According to the Centers for Disease Control and Prevention (CDC), chronic diseases, such as heart disease, cancer, stroke and diabetes, are among the leading causes of disability and death. Diabetes, for example, is not only a significant cause of death, but it is also a major risk factor for cerebrovascular and cardiovascular disease as well as the leading cause of end-stage renal disease and blindness.
National health-affiliated organizations have identified behavioral goals and objectives to reduce the burden of these illnesses. The National Institutes of Health’s Year 2010 Report and the American Cancer Society’s 2015 Report set lofty goals for reducing the nation’s premature morbidity and mortality. The American Cancer Society, for example, is working toward a 25% decrease in cancer incidence and a 50% decrease in cancer (Generic Revia) mortality by the year 2015.
While scientists continue to search for better ways to ameliorate and eradicate these diseases, sufficient clinical knowledge already exists to permit the identification of a variety of behavioral modification strategies that could accomplish most of the intermediate goals that have been set. Through public health education campaigns and easy-to-access health promotion programs, widespread adoption of health promoting behavioral choices is being accomplished throughout California. With the ongoing statewide antitobacco education program, for example, California’s smoking incidence rates are among the lowest in the nation, but this progress has not been accomplished evenly throughout the population. There is an extensive literature that documents the many health disparities that exist among population subgroups. Through more focused efforts to narrow cast health education efforts, it should be possible to reduce known health disparities among high-risk population subgroups.

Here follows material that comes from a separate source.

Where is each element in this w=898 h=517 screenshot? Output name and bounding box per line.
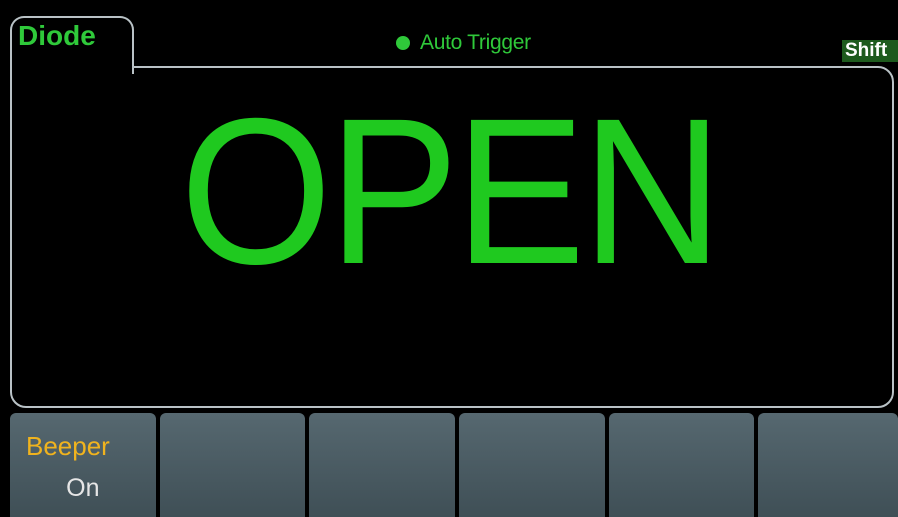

Health statistics show that the African-American community suffers a disproportionate burden of premature, life-threatening illnesses and that the community could benefit from the widespread adoption of known health promoting behaviors. For African-American women over the age of 45, heart disease (Heart Shield 400 mg), cancer, stroke and diabetes (medication Actos (Pioglitazone) is used to treat type II of diabetes) are the leading causes of death. Looking as just one of these specific diseases, deaths from diabetes are two times higher in the African-American population than they are in the white population, and diabetes-associated renal failure is 2.5 times higher in the African-American population than it is in the Hispanic population. While widely broadcast health promotion messages reach the largest number of people, “narrow cast” messages that encourage population-specific adoption of health promoting behaviors have been proven to reduce morbidity and mortality within these most at risk communities.
A variety of theoretical models have been used to frame community-specific health promotion intervention programs. Each model attempts to predict the subjects’ ultimate likelihood of adherence with recommended health behaviors by measuring and manipulating changes in mediational variables. A common element among many of these theoretical models is the individual’s baseline level of awareness of a particular health threat. The Health Belief Model, for example, includes determination of whether individuals are aware of the existence of a serious health threat and perceive a personal vulnerability to it. In the Health Promotion Model, cognition is presumed to affect actions, and environmental events are proposed as operating interactively in determining behavior. For the Stages of Change Model, the first three stages are linked to the subjects’ awareness and extent of a health problem. Other theoretical models, such as the Social Cognitive Theory, Self-Efficacy.
Theory and Social Learning Theory, similarly incorporate the element of health threat awareness. The theoretical framework of these models can be used to help guide the creation of better-focused health promotion programs.
Given that a common element of these various theoretical models is the individual’s or group’s perception of the seriousness of a particular health threat and its potential for personal impact, this study gathered data related to African-American women’s perceptions of their most serious health threats. Such information can then be used to determine where the focus of the various health promoting interventions should be initiated, knowledge that is critical to the success of the interventions and to the most efficient use of limited resources. For example, very different programs would be created for women who already demonstrate an acute awareness that they are personally highly vulnerable to a particular type of cancer (Xeloda 150 mg is the only FDA-approved oral chemotherapy for both metastatic breast cancer) compared to a group of women whose vocabulary does not even include the word “cancer” and who have little awareness or understanding of the disease.